Dans un premier temps, les manifestants, au nombre de plusieurs centaines, se sont rassemblés devant le siège du Comité populaire de la capitale pour protester contre la spoliation du monastère par les autorités. Le cortège s’est ensuite avancé en bon ordre, brandissant des banderoles portant diverses inscriptions : « Lorsque l’on emprunte, il faut restituer ! », « Nous protestons contre les calomnies et les contrevérités de la télévision au sujet de la paroisse de Thai Ha ». D’autres banderoles, sous le dessin d’une chapelle transformée en lieu de réjouissances pour cadres du Parti, portait l’inscription : « Ne profanez pas les terrains et les propriétés religieuses ! ».
On pouvait lire encore sur l’un des calicots, l’article 70 de la Constitution vietnamienne : « Les terrains des religions sont protégés par la loi ». Tout autour du cortège, de nombreux agents de la Sécurité étaient en faction et des barrières métalliques avaient été installées.
Vers 9h, quelques prêtres parmi les manifestants ont été invités à rencontrer les autorités au siège du Comité populaire. La rencontre a duré une trentaine de minutes. Le reste des manifestants s’est dirigé vers le grand lac de Hanoi, passant devant le siège du journal de la capitale, le Ha Nôi Moi, dont les articles sur l’affaire de Thai Ha avaient été fort agressifs. Sur les berges du lac, des prêtres ont été interviewés par les représentants de la presse internationale (1). Vers 10h 00, la manifestation est passée devant la cathédrale et la statue de la Vierge élevée sur le parvis.
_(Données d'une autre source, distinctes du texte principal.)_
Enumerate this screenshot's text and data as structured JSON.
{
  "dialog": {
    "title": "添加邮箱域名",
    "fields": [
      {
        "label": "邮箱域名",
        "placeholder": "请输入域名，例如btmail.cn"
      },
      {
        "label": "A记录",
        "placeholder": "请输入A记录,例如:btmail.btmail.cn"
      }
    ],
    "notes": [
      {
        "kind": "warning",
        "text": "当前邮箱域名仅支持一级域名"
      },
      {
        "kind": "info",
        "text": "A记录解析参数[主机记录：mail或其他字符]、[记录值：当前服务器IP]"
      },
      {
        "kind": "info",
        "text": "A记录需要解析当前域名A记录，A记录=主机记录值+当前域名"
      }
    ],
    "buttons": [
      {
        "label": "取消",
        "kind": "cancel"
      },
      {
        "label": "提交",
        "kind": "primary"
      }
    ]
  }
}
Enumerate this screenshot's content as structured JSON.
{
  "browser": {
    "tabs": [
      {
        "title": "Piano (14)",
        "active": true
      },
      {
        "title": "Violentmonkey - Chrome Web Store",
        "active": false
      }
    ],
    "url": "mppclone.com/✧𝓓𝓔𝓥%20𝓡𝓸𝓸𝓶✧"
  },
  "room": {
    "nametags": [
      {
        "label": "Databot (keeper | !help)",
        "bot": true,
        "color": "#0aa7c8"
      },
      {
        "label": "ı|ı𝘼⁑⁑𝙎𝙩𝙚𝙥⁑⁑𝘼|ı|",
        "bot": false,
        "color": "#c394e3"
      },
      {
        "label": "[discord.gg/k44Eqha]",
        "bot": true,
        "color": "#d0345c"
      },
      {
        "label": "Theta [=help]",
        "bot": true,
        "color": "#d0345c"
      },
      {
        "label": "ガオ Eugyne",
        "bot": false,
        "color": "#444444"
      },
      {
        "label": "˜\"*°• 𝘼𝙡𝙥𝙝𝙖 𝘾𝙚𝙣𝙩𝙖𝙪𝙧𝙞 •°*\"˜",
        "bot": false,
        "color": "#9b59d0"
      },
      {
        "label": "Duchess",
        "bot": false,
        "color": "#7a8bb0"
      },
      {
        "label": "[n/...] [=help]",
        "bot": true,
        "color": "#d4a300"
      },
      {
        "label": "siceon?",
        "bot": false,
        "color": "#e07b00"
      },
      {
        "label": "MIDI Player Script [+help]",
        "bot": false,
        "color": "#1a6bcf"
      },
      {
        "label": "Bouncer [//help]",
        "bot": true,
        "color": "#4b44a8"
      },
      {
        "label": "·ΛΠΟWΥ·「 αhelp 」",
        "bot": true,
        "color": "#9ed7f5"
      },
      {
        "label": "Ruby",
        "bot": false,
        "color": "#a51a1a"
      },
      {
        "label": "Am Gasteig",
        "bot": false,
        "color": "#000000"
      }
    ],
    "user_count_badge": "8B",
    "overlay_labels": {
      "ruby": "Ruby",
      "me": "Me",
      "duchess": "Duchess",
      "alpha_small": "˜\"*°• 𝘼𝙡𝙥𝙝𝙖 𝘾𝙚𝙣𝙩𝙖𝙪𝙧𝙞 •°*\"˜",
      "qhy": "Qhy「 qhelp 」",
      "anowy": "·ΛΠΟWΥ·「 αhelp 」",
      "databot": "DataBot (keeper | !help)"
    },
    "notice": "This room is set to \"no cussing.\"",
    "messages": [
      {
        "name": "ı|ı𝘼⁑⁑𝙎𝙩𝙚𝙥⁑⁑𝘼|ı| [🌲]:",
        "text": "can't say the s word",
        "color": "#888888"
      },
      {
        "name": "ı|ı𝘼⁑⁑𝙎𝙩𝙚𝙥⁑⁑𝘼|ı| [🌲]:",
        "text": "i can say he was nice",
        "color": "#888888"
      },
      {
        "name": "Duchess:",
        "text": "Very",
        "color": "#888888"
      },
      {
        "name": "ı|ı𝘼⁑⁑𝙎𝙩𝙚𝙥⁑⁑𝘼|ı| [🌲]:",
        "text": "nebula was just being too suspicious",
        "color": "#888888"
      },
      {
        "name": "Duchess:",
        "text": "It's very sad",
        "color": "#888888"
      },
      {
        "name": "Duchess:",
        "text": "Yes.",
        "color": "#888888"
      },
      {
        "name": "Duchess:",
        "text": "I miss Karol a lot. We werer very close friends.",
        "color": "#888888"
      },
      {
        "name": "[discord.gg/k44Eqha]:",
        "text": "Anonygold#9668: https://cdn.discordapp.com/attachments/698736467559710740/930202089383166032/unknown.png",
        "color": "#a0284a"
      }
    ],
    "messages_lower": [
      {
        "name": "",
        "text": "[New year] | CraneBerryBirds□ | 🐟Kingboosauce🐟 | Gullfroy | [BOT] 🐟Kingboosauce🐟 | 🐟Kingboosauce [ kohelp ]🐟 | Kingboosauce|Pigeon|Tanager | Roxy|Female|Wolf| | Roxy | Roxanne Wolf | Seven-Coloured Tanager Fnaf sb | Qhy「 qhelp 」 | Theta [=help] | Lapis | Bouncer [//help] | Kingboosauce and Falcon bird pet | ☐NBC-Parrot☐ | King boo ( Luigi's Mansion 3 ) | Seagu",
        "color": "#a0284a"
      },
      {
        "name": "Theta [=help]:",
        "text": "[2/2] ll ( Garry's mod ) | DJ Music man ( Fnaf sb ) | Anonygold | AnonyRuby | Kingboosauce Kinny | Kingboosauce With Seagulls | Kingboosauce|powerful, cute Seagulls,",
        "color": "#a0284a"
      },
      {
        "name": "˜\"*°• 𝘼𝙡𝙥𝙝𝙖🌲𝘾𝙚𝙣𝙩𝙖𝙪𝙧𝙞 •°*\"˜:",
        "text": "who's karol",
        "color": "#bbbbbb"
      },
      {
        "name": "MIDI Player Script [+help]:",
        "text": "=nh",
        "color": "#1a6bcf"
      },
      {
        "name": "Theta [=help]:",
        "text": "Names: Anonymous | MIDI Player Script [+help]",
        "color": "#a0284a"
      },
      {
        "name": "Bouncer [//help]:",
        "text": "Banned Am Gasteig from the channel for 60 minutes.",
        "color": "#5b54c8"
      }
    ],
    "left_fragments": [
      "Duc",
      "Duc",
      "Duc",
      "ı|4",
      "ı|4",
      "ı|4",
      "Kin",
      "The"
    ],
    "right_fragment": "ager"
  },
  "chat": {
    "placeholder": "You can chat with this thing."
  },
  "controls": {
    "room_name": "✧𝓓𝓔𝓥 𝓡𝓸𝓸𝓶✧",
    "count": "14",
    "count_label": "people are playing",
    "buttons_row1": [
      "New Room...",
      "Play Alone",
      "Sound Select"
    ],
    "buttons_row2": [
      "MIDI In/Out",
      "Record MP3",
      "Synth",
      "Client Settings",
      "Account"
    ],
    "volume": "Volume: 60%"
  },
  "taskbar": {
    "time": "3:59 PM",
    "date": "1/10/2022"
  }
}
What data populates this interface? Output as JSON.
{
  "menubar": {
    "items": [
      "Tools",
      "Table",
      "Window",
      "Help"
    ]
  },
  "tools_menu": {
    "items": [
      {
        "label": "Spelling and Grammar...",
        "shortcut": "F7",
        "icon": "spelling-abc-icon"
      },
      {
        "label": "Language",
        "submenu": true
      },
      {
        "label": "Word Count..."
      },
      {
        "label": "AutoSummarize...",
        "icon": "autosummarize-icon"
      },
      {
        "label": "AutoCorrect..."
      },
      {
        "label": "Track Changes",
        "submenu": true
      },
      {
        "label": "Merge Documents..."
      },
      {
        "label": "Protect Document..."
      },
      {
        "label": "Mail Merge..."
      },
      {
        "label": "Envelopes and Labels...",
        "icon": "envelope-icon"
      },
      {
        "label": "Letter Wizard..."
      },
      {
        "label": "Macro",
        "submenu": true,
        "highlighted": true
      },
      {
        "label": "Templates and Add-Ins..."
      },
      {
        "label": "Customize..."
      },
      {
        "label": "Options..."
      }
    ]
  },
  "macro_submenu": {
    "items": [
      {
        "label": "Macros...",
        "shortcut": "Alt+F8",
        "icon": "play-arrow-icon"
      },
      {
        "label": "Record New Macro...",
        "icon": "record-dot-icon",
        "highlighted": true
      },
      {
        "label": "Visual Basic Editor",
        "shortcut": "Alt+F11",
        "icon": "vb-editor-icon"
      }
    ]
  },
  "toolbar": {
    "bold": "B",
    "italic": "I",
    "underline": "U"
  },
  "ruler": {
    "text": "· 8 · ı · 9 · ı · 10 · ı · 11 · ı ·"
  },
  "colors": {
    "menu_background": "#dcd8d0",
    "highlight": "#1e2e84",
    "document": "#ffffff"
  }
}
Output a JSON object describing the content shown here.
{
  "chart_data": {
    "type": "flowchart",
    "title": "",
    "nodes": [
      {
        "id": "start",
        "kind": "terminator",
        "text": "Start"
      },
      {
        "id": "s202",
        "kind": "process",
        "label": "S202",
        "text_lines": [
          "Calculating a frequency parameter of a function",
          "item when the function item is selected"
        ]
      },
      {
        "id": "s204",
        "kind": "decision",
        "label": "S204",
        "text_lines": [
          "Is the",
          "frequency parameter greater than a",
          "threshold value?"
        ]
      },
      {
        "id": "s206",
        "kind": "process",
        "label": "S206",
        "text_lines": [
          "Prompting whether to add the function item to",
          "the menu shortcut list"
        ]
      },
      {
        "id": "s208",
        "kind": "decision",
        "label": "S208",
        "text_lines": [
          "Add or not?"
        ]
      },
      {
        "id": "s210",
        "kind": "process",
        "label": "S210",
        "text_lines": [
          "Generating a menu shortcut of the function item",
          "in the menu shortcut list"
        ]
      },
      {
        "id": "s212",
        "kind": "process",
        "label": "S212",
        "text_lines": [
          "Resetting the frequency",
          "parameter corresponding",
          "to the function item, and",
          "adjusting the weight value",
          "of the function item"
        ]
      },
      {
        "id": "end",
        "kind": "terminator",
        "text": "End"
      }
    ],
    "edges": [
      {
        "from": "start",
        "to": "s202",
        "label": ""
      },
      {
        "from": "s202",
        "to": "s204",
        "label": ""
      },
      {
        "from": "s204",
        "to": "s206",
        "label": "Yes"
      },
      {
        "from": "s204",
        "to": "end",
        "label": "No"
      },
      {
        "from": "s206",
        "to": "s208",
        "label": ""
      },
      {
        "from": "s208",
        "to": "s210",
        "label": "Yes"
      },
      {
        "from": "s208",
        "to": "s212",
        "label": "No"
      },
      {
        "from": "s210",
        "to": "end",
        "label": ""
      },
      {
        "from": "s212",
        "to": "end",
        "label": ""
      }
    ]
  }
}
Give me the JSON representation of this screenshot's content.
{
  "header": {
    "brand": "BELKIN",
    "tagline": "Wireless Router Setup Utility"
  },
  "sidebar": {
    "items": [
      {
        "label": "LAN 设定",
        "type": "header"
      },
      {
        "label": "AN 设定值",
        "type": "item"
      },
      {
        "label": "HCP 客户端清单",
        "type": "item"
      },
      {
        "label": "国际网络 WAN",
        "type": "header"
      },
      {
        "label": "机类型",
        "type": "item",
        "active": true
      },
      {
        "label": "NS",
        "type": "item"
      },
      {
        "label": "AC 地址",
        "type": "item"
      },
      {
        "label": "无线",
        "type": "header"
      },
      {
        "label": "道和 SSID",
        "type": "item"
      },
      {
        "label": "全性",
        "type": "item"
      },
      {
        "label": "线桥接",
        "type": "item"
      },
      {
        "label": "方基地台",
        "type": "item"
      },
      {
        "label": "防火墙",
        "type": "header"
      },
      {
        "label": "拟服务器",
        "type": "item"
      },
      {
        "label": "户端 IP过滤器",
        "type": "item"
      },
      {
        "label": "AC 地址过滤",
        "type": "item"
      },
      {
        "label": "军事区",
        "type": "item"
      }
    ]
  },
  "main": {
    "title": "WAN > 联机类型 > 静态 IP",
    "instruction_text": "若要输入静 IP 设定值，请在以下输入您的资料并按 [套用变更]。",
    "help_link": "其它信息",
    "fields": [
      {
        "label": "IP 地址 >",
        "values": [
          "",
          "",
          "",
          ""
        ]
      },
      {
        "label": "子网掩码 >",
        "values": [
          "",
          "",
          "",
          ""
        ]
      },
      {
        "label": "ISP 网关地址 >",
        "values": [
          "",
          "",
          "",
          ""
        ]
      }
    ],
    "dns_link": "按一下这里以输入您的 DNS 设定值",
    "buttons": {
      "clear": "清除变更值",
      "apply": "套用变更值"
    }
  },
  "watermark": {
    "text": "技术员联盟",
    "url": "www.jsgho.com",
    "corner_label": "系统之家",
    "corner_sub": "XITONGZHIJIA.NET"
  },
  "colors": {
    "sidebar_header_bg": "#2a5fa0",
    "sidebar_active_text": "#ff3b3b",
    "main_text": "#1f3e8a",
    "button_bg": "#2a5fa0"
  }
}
Cette manifestation a, semble-t-il, été improvisée pour réagir au coup de force des autorités municipales effectué dans la nuit du 16 au 17 novembre. Le 16 novembre dans la journée, la paroisse avait été avertie de l’éventualité d’une initiative des autorités municipales. Cependant, les responsables n’avaient pas jugé nécessaire de bouleverser le programme de la vie quotidienne de la paroisse et les deux messes prévues avaient été célébrées. Mis au courant, après la célébration des messes, de nombreux fidèles étaient restés sur place, d’autres étaient venus offrir leur aide aux religieux. Une nuit de veille avait commencé.
De fait, dans la nuit du 16 au 17, aux environs de 22h, d’importantes forces de l’ordre composées de policiers, d’agents de la Sûreté, de miliciens, et accompagnés de chiens policiers, étaient mobilisées pour protéger les bulldozers et autres véhicules destinés à des travaux de terrassement préalables à la construction de la station d’épuration. Selon le témoignage d’un paroissien recueilli par Radio Free Asia, un grand nombre de personnalités appartenant au Parti communiste vietnamien (section de la municipalité de la capitale) accompagnaient cette opération policière. De leur côté, de nombreux fidèles de Thai Ha, inquiets, continuaient à venir grossir les rangs des défenseurs de la paroisse. Beaucoup, en effet, craignaient de voir, comme le 3 novembre dernier, des hommes de main de la police s’introduire dans le monastère (4).
Pourtant, quelques jours auparavant, la tension entre les deux parties semblait être retombée quelque peu, grâce à une amorce de négociations. Le 10 novembre, une rencontre avait été organisée, dans un cabinet d’avocats, entre un religieux représentant de la paroisse et un responsable de l’hôpital Dông Da, l’établissement dont le projet de construction d’une station d’épuration d’eaux usées sur un terrain appartenant à la paroisse de Thai Ha à l’origine du conflit avec les religieux rédemptoristes (2). Le religieux avait demandé que le dossier de projet de construction de la station d’épuration soit communiqué pour étude à la paroisse et que la chapelle, à l’intérieur de l’hôpital, ne soit pas utilisée comme lieu de divertissement. Ces demandes semblaient avoir été bien accueillies par la partie adverse (3), mais il ne s’agissait là que d’un faux-semblant.
Dans ses différentes déclarations à Radio Free Asia, le religieux responsable de la paroisse s’est montré soucieux d’éviter toute violence inutile.
Notes
(1) La manifestation a été couverte par des reporters de Radio Free Asia, ainsi que par d’autres agences indépendantes comme Vietcatholic News, VRNs, etc.
(2) Voir dépêche EDA du 16 novembre 2011 : http://eglasie.mepasie.org/asie-du-sud-est/vietnam/hanoi-nuit-de-veille-a-la-paroisse-de-thai-ha-ou-les-autorites-se-preparent-a-entamer-les-travaux-de-construction-malgre-le-refus-des-pretres-et-les-fideles
(3) Radio Free Asia, 15 novembre 2011.